O britânico destacou que as condições da pista representaram um desafio para todo o grid. Além das mudanças no asfalto do circuito, Russell apontou que as irregularidades em alguns trechos e o impacto no desgaste dos pneus tornaram o dia particularmente complicado para pilotos e equipes.
Segundo o competidor da Mercedes, o carro apresentou dificuldades principalmente em voltas rápidas. Em contrapartida, o desempenho em simulações de corrida foi mais encorajador, dando à equipe alguns pontos positivos para trabalhar antes das próximas sessões.
“Foi um dia estranho, e acho que isso valeu para todo mundo no grid. O Hungaroring é uma pista incrível para pilotar, mas o recapeamento tornou as coisas bastante desafiadoras hoje”, afirmou.
Russell explicou que a equipe enfrentou problemas relacionados ao comportamento do carro sobre as ondulações do circuito: “A pista estava bastante irregular em alguns pontos, e tivemos dificuldades com a altura do carro. Isso também teve impacto no desgaste dos pneus, que foi maior do que esperávamos”, disse ele.

Apesar de enxergar potencial para evolução, o piloto britânico não escondeu sua preocupação com o desempenho apresentado pela Ferrari. Para ele, a equipe italiana já era apontada internamente como favorita antes do início das atividades, cenário que acabou se confirmando ao longo da sexta-feira.

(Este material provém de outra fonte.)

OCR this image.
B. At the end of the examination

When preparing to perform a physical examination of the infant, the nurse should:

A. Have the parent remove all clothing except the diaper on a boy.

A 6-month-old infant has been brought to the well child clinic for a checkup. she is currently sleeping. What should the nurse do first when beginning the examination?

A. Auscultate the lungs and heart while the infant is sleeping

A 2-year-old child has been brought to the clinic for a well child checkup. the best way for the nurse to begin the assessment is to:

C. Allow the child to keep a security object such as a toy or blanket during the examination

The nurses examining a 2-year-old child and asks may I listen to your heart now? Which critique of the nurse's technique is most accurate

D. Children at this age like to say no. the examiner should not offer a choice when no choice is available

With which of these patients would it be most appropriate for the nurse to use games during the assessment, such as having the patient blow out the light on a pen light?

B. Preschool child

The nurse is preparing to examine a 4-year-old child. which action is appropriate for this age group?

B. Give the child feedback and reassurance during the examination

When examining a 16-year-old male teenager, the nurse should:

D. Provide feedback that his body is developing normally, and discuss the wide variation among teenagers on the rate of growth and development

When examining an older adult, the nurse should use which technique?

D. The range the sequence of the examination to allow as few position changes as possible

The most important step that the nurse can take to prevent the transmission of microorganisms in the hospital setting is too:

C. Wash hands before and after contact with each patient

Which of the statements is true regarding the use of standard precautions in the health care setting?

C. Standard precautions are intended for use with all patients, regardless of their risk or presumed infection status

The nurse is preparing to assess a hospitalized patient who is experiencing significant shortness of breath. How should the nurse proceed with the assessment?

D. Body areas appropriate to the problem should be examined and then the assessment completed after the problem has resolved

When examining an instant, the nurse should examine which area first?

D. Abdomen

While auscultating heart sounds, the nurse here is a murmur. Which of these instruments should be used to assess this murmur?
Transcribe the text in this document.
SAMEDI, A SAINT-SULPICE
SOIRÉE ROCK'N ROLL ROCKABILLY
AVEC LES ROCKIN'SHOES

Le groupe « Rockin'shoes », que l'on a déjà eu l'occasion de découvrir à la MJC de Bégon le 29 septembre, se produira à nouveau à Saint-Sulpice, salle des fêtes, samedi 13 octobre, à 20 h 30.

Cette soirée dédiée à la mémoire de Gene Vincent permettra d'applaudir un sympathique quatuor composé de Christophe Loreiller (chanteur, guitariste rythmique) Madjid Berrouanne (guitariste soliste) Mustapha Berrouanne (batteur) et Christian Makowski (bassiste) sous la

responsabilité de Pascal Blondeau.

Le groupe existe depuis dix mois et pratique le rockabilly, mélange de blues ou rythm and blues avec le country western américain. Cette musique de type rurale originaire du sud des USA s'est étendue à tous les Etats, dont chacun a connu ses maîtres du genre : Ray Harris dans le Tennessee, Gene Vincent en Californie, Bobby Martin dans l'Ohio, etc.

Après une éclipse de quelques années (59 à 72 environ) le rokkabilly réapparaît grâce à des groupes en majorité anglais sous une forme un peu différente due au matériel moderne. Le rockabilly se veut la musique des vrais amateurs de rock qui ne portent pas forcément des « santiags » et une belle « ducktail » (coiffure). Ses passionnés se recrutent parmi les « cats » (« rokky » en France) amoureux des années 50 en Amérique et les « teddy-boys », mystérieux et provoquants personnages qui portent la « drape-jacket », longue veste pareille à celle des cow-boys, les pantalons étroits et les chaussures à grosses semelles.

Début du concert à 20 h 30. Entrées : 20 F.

“Nosso ritmo em uma única volta não pareceu grande coisa, mas nosso ritmo de corrida foi mais competitivo. Os carros da Ferrari parecem muito fortes e serão difíceis de superar neste fim de semana”, acrescentou.
Russell continuou sua avaliação reforçando que a Mercedes precisará encontrar respostas rapidamente: “Achávamos que esse seria o cenário antes mesmo de chegar aqui, e foi exatamente o que vimos até agora. Eles (Ferrari) estão um bom passo à frente de todos, então teremos de trabalhar duro durante a noite se quisermos diminuir essa diferença”, encerrou o britânico.